Set rules and boundaries. Period.

You state when he can come over. You tell your daughter that he MAY NOT "help himself" to your food, unless he asks. It's great he's cooking for her - yay! But it's still YOUR home.

If your daughter is working and going to school? Maybe she can get her own place or pay you rent? She's an adult. Let her live like an adult and have adult responsibilities.

On a side note? I have have two kids that are over to my home frequently - so much so they have a bed and a dresser at our home. They even call it home #2. They are like my son's and are allowed to help themselves to whatever they want in the kitchen. They still ask - as do my children - before they partake of the food. Only food they don't ask about are 'snacks' as I might not need it for a meal. Otherwise? It's free range! :) and **I** set the rules to MY HOME.

Good luck!

2 moms found this helpful


answers from Dallas on

Wear your pj's.
Your house, your rules.
Bump up her rent to pay for the food.

2 moms found this helpful


answers from San Francisco on

Hey Joe, you seem like a nice guy, but I still don't know you all that well.
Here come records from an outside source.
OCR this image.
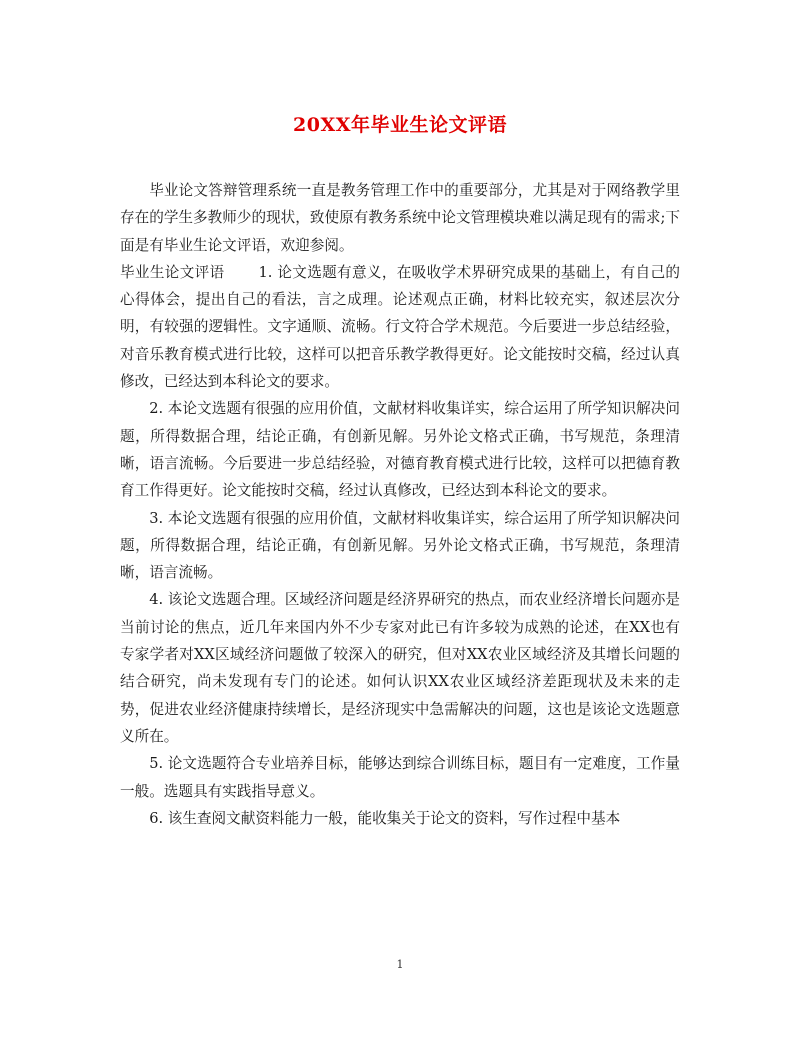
20XX年毕业生论文评语

毕业论文答辩管理系统一直是教务管理工作中的重要部分，尤其是对于网络教学里存在的学生多教师少的现状，致使原有教务系统中论文管理模块难以满足现有的需求;下面是有毕业生论文评语，欢迎参阅。

毕业生论文评语 1. 论文选题有意义，在吸收学术界研究成果的基础上，有自己的心得体会，提出自己的看法，言之成理。论述观点正确，材料比较充实，叙述层次分明，有较强的逻辑性。文字通顺、流畅。行文符合学术规范。今后要进一步总结经验，对音乐教育模式进行比较，这样可以把音乐教学教得更好。论文能按时交稿，经过认真修改，已经达到本科论文的要求。

2. 本论文选题有很强的应用价值，文献材料收集详实，综合运用了所学知识解决问题，所得数据合理，结论正确，有创新见解。另外论文格式正确，书写规范，条理清晰，语言流畅。今后要进一步总结经验，对德育教育模式进行比较，这样可以把德育教育工作得更好。论文能按时交稿，经过认真修改，已经达到本科论文的要求。

3. 本论文选题有很强的应用价值，文献材料收集详实，综合运用了所学知识解决问题，所得数据合理，结论正确，有创新见解。另外论文格式正确，书写规范，条理清晰，语言流畅。

4. 该论文选题合理。区域经济问题是经济界研究的热点，而农业经济增长问题亦是当前讨论的焦点，近几年来国内外不少专家对此已有许多较为成熟的论述，在XX也有专家学者对XX区域经济问题做了较深入的研究，但对XX农业区域经济及其增长问题的结合研究，尚未发现有专门的论述。如何认识XX农业区域经济差距现状及未来的走势，促进农业经济健康持续增长，是经济现实中急需解决的问题，这也是该论文选题意义所在。

5. 论文选题符合专业培养目标，能够达到综合训练目标，题目有一定难度，工作量一般。选题具有实践指导意义。

6. 该生查阅文献资料能力一般，能收集关于论文的资料，写作过程中基本

1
Would you mind asking before you make a sandwich, or helping yourself to things in the house?

Or, you can ask your daughter to tell him the same thing. As far as his dropping by, I don't know how you limit that -- if you don't feel comfortable being in your pj's with him in the house, and he is going to come over all the time, maybe it's time your daughter got her own place.

I don't think you are being too petty, you have a right to ask guests in your home to behave however you choose. I wouldn't care if my daughter's boyfriend saw me in my pj's, but I'm not you. However, I don't understand your being uncomfortable approaching your daughter. Are her feelings really that easily hurt that you can't have a simple discussion about this?

Hey daughter, Joe seems to be spending a lot of time here and he's making himself a little to comfortable in my house. Do you think we can _____________ ?

1 mom found this helpful


answers from New York on

I think there are some important other details here - How old is the guy? What is his living situation? You say he cooks your daughter you mean he buys groceries and plans a recipe, or he just rummages through your cabinets and cooks up whatever you have?

In general, having free use of a kitchen is one benefit of having one's own place. But I think you need to figure out your "bottom line" here -
Do you want your daughter (and this guy) to get their own place? If so, say something like: "no more cooking without asking me or guests without asking me - when you have your own place you can invite anyone over any time, but this is my house" (hints and reminders about the benefits of moving out).
On the other hand, if for cultural or economic reasons you are hoping/expecting that your daughter will live in your house for a few more years, you need to develop an "adult roommate" relationship with her and do something like the suggestion below about creating a "kitchen use calendar" or something similar.

Also, unless I'm misinterpreting things - your daughter must really like him, because she has already "introduced him to her parents"! So the fact that you're not sure how much you like him, should probably be balanced against the fact that it seems like she might really like him.